Каким облегчением в первые дни после переезда в Мемфис для меня стала дружба с таким мальчиком, как Алекс Мерсер. Я прибыл из Нэшвилла, когда в школе уже начался осенний семестр. Но всего через несколько дней я поступил в восьмой класс школы Брюса. Отец ходил со мной в кабинет директора утром понедельника и проследил, чтобы меня зачислили как полагается. Оказалось, директор был тем же пожилым джентльменом, что некогда заведовал академией Торнтона, и отец знал его с тех пор. В первый год нашего пребывания в Мемфисе подобное происходило из раза в раз. Семье вечно приходилось ждать, пока отец наслаждался воссоединением с очередным стариком из Торнтона. Для всех домашних дел приходилось идти в бакалею, химчистку или на станцию обслуживания под началом какого-нибудь персонажа из отцовского прошлого в округе Торн. В день зачисления в школу Брюса мне пришлось вытерпеть получасовое воссоединение в директорском кабинете. Наконец меня тихонько определили в класс английского, где уже шел урок. В том самом первом классе в тот самый первый день меня посадили за одну парту с Алексом. Никогда не забуду взгляд, которым он меня одарил, когда я уселся рядом. Одновременно приветливый и холодный — тепло приветливый и холодно изучающий. Как Алекс не раз повторит в будущем, в тот день я стал самым экзотичным существом, какое попадалось ему на глаза, и тогда он бы ни за что не поверил, что спустя несколько недель, впервые увидев моего отца, он найдет этого высокого нэшвиллца, который в полдень ходил в полосатых брюках, еще более странным и экзотичным созданием.

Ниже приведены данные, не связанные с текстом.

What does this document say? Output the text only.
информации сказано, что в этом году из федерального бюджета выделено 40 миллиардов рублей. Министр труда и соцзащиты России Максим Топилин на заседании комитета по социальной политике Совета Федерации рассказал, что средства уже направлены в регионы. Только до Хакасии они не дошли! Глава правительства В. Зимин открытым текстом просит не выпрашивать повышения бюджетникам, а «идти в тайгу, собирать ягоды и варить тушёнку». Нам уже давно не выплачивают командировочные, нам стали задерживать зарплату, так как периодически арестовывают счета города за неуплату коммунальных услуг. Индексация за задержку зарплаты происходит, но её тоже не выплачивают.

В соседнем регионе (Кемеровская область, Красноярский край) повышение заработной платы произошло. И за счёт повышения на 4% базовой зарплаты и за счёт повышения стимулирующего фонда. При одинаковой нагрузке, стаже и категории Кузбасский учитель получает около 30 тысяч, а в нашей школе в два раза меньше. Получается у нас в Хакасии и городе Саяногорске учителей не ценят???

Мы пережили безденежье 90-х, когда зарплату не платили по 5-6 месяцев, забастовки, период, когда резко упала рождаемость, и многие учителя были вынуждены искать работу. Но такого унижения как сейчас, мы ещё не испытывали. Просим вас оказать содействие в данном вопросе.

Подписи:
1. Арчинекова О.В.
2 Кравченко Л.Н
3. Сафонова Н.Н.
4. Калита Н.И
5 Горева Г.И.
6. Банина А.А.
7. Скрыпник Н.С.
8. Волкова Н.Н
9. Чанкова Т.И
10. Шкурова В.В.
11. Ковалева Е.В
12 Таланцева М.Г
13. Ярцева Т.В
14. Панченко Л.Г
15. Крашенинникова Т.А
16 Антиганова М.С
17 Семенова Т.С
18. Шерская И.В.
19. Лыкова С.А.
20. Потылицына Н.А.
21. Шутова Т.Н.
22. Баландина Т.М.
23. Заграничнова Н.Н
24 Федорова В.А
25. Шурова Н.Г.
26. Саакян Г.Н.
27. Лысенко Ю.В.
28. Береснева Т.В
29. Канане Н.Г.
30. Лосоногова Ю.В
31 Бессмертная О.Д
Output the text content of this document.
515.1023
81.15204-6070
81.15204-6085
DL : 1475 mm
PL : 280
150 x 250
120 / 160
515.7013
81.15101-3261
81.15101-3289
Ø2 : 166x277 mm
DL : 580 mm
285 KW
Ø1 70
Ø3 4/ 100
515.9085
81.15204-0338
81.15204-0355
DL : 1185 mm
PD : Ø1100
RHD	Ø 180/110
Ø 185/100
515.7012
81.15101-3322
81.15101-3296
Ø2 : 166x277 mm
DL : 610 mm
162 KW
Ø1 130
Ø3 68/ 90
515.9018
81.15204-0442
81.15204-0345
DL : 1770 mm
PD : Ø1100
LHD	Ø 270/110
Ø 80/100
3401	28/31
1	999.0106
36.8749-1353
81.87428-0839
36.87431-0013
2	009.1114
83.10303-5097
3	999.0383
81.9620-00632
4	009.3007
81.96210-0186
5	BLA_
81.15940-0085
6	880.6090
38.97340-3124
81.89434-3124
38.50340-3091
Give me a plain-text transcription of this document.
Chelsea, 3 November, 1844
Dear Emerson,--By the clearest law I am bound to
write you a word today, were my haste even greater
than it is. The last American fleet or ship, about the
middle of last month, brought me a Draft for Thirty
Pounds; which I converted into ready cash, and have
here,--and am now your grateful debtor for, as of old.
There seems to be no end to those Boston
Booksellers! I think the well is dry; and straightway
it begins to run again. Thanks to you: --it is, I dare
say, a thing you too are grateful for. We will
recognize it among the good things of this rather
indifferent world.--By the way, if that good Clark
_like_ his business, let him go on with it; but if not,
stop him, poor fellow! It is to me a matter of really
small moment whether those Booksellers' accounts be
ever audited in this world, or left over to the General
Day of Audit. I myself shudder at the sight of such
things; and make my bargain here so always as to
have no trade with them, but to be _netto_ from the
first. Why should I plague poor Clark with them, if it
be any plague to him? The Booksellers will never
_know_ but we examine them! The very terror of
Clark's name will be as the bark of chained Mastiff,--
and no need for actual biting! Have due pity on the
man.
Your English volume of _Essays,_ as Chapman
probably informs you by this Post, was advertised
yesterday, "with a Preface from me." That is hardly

Сам я в тот первый день пришел в бриджах и костюме в стиле Бастера Брауна[11] с накрахмаленным воротником. Хотя я уже считал себя дамским угодником и раскрепощенно общался с девочками в нэшвиллской танцевальной школе и на конных выставках, одевался я все-таки так, как одевались мальчики в восьмом классе частной школы мистера Уоллеса в Нэшвилле. Но Мемфис в то время был городом муниципальных школ, так что здесь мальчики моего возраста носили длинные штаны и рубашки с мягкими воротничками. Алексу Мерсеру показалось, будто я свалился с другой планеты. Отличалась не только одежда: у меня была другая стрижка — в заведении мистера Уоллеса мы носили волосы длиннее — и совсем иначе звучала речь. (По сей день обо мне и моих сестрах говорят, что у нас скорее нэшвиллский акцент, чем мемфисский.) Я говорил «галл» вместо «гёрл» и «бад» вместо «бёрд». Скоро Алекс заметит, что я носил учебники по-девчачьи — под мышкой. И походка у меня была скорее как у маленького мальчика, чем как у подростка. Более того, у меня еще сохранялась какая-то младенческая пухлость. (В детстве я был толстячком.) Именно это, думаю, и объясняет первый вопрос Алекса после урока английского языка в тот первый день. «Сколько тебе лет, Фил?» Я признался, что мне только что исполнилось тринадцать. Но в тоне вопроса не было ничего подозрительного, ничего в лице Алекса не вызвало неловкости. Потому что Алекс Мерсер всегда был самым тактичным и сочувствующим человеком, которого только можно вообразить.